ADDIE can be painfully slow
It can often take months to produce ADDIE-compliant documentation, not to mention ADDIE-compliant courses. Who has that kind of time anymore? Compliance has its virtues, but speed isn’t one of them. How much time can you devote to an overly formal, structured process, requiring lots of non-courseware documentation? If this describes your work, how can you make it go faster, without jeopardizing quality, and, if you can, does this change your methodology to something newer and more adaptive?
Design is often the stepchild of ADDIE
Can you really use a sequential, step-by-step process to design high quality training? Yes, the process can prescribe what you should do: writing objectives, asking questions, providing practice, etc., but how well those design elements are actually implemented is as much art as science, and as much experience as process, as any good instructional designer will tell you. Instructional design and ADDIE are not the same thing; instructional design is much more, and we get into trouble when we confuse the two. Creativity, heuristics, experience, best practices, trial and error, experimentation, and even informed hunches play a role. You won’t find them in most ADDIE applications. And, as we are discovering, this problem can be exacerbated in an eLearning project.
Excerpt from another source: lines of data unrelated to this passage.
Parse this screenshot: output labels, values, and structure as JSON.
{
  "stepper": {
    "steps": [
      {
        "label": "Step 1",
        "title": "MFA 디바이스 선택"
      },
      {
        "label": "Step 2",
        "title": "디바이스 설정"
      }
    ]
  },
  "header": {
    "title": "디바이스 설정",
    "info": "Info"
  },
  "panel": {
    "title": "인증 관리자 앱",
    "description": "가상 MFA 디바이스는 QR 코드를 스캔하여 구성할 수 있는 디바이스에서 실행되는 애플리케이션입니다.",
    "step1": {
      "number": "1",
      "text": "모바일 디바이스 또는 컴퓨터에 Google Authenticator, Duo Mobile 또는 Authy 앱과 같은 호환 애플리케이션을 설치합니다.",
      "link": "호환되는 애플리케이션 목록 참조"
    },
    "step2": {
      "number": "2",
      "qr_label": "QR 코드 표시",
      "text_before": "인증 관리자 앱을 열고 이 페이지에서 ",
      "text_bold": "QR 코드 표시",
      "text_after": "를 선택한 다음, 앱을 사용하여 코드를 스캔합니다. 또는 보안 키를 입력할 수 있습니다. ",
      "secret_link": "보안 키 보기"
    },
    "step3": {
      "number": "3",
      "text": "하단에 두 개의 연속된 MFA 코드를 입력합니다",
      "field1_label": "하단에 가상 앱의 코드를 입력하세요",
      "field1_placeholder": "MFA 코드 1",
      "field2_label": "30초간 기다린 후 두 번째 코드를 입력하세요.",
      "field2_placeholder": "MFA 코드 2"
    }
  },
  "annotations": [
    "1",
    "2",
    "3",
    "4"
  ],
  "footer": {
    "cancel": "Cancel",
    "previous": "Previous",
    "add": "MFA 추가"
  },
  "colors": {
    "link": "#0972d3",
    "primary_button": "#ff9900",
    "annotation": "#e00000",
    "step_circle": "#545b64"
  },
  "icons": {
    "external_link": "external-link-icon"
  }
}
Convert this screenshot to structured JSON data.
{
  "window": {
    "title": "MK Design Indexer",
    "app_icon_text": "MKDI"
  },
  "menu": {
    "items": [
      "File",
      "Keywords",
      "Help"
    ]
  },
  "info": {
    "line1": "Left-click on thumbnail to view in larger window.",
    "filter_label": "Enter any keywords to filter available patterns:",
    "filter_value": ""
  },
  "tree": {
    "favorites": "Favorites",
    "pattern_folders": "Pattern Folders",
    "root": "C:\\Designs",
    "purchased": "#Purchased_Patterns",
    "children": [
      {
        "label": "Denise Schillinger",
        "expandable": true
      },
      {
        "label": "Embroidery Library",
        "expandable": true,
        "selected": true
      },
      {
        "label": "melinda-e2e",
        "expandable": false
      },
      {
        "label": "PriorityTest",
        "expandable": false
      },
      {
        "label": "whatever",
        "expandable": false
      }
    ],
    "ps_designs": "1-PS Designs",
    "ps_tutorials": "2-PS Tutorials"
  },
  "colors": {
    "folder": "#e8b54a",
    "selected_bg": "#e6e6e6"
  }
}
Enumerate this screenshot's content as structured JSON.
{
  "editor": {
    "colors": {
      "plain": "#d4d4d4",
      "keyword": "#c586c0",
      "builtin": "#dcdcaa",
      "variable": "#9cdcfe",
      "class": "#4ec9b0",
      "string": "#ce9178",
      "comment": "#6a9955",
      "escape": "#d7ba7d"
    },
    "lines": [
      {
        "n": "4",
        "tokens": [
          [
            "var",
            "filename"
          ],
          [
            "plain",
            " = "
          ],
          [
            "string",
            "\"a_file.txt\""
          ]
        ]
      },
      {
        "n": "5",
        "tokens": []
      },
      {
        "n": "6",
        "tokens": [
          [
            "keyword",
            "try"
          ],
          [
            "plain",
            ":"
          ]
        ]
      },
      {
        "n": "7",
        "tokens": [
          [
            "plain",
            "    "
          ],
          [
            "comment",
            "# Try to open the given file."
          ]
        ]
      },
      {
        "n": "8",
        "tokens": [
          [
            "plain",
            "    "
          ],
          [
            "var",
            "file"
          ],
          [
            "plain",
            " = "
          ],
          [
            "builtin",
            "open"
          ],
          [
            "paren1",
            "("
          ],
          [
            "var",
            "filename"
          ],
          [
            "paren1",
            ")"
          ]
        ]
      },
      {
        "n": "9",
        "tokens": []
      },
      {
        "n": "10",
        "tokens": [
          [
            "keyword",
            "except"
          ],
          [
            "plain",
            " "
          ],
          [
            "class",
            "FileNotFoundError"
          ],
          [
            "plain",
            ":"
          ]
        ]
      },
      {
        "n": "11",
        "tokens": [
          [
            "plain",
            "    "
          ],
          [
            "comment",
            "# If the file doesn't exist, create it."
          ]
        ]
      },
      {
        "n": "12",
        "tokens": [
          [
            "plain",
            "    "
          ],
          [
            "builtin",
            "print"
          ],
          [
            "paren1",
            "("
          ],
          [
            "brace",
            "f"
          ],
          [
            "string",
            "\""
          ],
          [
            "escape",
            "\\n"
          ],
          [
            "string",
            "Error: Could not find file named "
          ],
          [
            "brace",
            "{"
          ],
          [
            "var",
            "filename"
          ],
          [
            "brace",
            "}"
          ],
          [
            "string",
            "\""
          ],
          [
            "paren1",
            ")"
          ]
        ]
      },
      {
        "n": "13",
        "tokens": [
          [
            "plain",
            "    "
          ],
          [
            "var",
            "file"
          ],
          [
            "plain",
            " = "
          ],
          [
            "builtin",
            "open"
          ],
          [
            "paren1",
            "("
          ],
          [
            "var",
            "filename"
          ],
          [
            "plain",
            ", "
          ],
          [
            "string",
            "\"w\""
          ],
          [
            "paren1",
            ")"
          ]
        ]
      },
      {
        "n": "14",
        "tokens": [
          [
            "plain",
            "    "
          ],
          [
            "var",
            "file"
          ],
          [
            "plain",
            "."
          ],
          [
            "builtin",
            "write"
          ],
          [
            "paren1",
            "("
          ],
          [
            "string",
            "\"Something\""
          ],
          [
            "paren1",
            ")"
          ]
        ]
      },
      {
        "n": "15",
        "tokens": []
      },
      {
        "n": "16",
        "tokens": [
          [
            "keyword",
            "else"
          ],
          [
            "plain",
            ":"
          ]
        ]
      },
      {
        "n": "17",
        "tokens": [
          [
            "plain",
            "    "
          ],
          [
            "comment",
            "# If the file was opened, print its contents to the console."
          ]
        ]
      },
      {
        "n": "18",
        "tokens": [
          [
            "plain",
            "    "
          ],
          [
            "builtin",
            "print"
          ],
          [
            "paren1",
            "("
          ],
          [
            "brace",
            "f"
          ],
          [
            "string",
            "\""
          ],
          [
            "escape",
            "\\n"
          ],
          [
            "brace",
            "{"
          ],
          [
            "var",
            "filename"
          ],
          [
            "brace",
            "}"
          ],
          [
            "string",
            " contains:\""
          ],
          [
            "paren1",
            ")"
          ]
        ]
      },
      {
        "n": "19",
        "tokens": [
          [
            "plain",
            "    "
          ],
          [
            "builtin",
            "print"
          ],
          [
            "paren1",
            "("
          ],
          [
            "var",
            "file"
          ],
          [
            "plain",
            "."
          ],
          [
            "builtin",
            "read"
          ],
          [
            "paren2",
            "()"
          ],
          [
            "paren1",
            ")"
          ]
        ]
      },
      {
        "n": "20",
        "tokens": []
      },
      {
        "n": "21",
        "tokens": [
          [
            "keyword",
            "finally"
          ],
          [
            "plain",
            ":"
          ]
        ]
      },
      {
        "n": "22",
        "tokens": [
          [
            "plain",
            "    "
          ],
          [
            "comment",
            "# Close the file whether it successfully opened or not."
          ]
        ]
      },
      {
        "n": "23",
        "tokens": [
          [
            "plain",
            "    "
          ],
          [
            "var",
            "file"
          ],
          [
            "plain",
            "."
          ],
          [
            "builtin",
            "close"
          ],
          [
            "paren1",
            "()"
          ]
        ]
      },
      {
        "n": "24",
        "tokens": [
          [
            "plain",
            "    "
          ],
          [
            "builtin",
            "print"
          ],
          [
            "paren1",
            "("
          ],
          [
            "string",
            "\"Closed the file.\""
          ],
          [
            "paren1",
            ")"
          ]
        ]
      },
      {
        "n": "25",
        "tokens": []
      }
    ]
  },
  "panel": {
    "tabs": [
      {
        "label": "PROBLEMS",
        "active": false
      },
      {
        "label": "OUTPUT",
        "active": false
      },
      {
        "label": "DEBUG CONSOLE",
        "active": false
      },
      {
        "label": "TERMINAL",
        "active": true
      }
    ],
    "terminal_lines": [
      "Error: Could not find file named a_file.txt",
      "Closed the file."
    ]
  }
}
ADDIE can inhibit non-ADDIE thinking
Perhaps the biggest concern about ADDIE is that it’s been blasted into our heads, and into our practice for so long, we may not just take it for granted, but take it for gospel. “ADDIE is how we do it; it’s how we’ve always done it; and it’s how we’re going to do it in the future.” Spoken or unspoken, is this a healthy attitude? Does it limit our agility to respond to changing learning needs? Does it move your organization, or the field forward? If you rise up to innovate, would the process slap you down? In our drive to make our design process simple and consistent, have we inadvertently made it too simplistic and too rigid (they are not mutually exclusive)?
ADDIE comes trippingly off the tongue. It’s easy to explain. It’s easy to document. It looks good on our posters, flowcharts and design manuals. It’s comfortable; perhaps too comfortable. This is a question every training organization should ask. Is ADDIE serving our needs well? Are there pieces missing? Would we benefit from a more adaptable approach?
Some learning and development organizations make ADDIE work by taking it in a more flexible direction, with less focus on process and more on outcomes. But for too many organizations, ADDIE is the law. Sure we must analyze performance problems, design great learning, and get it developed. We must implement it seamlessly and cost-effectively, and we sure better know if it’s working. But there’s more to it than five boxes and a few arrows … much more. So let’s keep the good parts of what ADDIE represents but throw off the shackles that hold us to the belief that the ADDIE way is the only way.
There are lots of insightful voices on the state of instructional design models, like Allison Rossett and Michael Allen. There’s even a compilation of articles and posts on this debate. So now it’s your turn. Agree, disagree, or have a new perspective? Have at it.